AN: NSFW!

Gabriel was running out of ways to hit on Sam.

Considering that he was a motherfucking archangel who had watched humanity at a distance since its conception and then later decided to go and fuck around with the naked apes (literally, but let's not judge) – this was impressive.

He'd tried sweet, he'd tried classy, he'd tried up and in your face, he'd tried subtle, he'd tried rude, he'd tried manipulative. He had tried every goddamn thing he could think of to get him into Sam's pants without introducing magic.

And he knew, he knew that this was just hitting ridiculous but he was so freaking sick of trying just to get a sassy comment that was really undeserved. So fine, he wouldn't try. This time, the sassy comment would be totally deserved.

Sam was unbelievably hungry. For the last half hour all he could think of was the glazed donut he'd been hoarding in his room, but he needed to shower the monster gore off of himself before he could even think about eating something.

Grabbing a rubber band, he snapped his hair up into a sloppy ponytail, practically salivating as he headed towards sugary goodness.
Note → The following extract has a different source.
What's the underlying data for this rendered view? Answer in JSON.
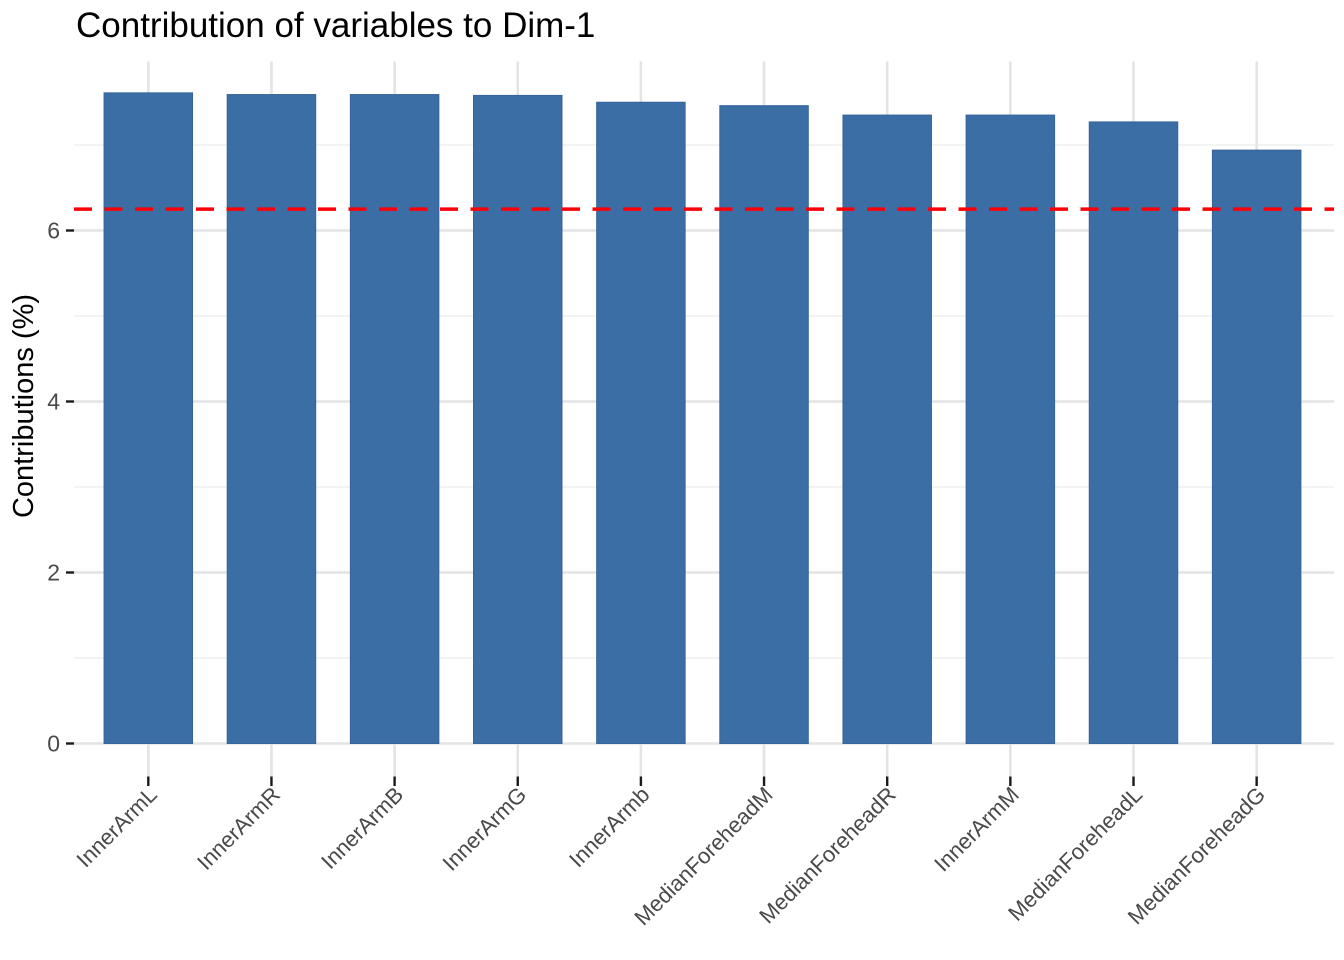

He opened the door, and oh, that's why Gabriel hadn't bugged him while he was in the shower.

Gabriel was laid out on his bed, legs spread, donut settled around the base of his very erect dick. Sam closed his eyes, took a deep breath, and reminded himself that punching Gabriel would break his hand. He wasn't in the mood for this. He just wanted his fucking donut.

He stalked across the room, snatched the pastry off of Gabriel's dick, and stalked back out. He bit in with a satisfied sigh, a distant part of his brain noting that Gabriel had put on some kind of chocolate flavored lube.

Whatever.

As an archangel, Gabriel had the ability to calculate all the possible outcomes of a situation and their likelihood.

As an archangel, Gabriel felt like a dumb fuck for not even thinking of what just happened.